The working conditions were definitely unsafe. In general unless there is an organized pressure from workers to improve the safety nothing will be done about the issue. The general contractor makes concessions towards safety in regards to insurance cost. They say explicitly that they can’t afford workplace injuries. I don’t think they can be held accountable for illness due to a pandemic, so they only address the issue to the extent that there is pressure from the state or a union. There is no place on the job to eat lunch, there’s typically only one or two hand washing stations for hundreds of tradesmen.  

I’m lucky in that I am a union member. My insurance is tied to our union fund rather than my employer so I won’t  lose my insurance for at least a few months. I’m worried about what could happen after that. I am also worried about my co-workers, most of them are in a much more difficult position than I am. I have a partner that I can be insured through, I have little debt, and no family. 

Nearly all of my co-workers have continued to work, no doubt because they have no choice. Their families have always come before their own health and safety. It’s a sad reality of working in construction. It’s one of the most dangerous jobs a person can do.  

Furthermore those who are unlucky enough to be without a union are in a much more difficult position. The pay is typically about 30-40% less and most employers provide no insurance at all. Those folks can’t stop work and if they get sick they risk losing everything if they are forced to seek medical care. It’s a truly difficult situation.  

Personally I’ve been using my time away from work to do the things that are most important in life. I’ve been working with my local DSA chapter to reach out to others and help. I’m gardening, reading, and fishing. We could all slow down quite a bit and enrich our lives so much. I wish everyone could have that experience. It’s just too bad it takes a crisis to see these things. We all deserve happiness and leisure, it is a human right

What do you think people around the country don’t know/understand about people in your situation? What do you think they need to know?

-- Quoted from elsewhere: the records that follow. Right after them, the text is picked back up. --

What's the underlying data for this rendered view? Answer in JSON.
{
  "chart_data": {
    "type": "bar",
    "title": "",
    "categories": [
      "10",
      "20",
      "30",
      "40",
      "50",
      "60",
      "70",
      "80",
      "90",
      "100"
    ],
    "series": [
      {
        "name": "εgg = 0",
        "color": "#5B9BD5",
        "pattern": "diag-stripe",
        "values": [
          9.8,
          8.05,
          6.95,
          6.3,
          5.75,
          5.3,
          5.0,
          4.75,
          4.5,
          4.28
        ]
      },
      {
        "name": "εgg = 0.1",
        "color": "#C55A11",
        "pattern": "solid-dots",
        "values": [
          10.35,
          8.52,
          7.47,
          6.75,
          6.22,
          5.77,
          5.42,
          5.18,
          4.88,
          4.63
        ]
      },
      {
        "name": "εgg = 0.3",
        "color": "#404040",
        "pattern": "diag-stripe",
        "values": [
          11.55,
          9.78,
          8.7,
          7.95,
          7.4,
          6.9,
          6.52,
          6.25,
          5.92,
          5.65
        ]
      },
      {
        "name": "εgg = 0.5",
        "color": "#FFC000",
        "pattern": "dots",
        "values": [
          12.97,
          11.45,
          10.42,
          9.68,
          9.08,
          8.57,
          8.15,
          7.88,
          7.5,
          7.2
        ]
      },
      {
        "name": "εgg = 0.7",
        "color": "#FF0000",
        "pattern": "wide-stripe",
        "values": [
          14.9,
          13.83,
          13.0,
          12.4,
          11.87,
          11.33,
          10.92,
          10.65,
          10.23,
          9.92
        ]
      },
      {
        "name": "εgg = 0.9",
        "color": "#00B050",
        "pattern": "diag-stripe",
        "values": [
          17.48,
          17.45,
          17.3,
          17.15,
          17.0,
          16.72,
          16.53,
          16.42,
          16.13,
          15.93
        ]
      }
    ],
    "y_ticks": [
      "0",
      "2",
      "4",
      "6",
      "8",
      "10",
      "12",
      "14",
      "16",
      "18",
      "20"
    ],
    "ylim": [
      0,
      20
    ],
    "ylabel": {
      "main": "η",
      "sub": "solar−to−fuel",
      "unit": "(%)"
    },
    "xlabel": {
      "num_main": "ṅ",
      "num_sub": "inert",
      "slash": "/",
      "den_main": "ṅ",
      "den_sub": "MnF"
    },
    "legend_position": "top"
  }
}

I am afraid that there are those that will use this issue as another front for the culture wars. I don’t think that everyone takes public health seriously. This will be another situation that will further the class divide in this country. A very few people stand to make a tremendous profit from this crisis.  We should all ask ourselves “who’s lining their pockets right now?” because those people are our greatest threat. Most of the media will not hold them accountable. It’s up to us.

What are you, your family, community, coworkers, etc. doing to address these (or other) issues? What do you think needs to be done? Do you have any advice to offer people who are listening who may be in similar situations?

Construction is NOT AN ESSENTIAL INDUSTRY! Unless you are constructing an emergency medical facility there is simply no reason to risk your life for your job. In fact even if you are building an emergency medical facility, it isn’t for you. It’s for a private corporation to profit from your precarious position.  If there is one thing I could tell all workers everywhere it’s to get organized! Talk to each other, make plans, make strategies, stand together not apart. 

Are there any final words you want to share? Any lessons/thoughts you want to share or emotions you just want to vent? 

To all the essential workers out there, we see you, we hear you. If this situation has taught us anything it’s that we are nothing without our grocery clerks, nurses, doctors, growers, pickers, child care providers, janitors, teachers and drivers. We in the building trades should stand in solidarity with them. The long decline of workplace organizing needs to stop right here. Organize for the future!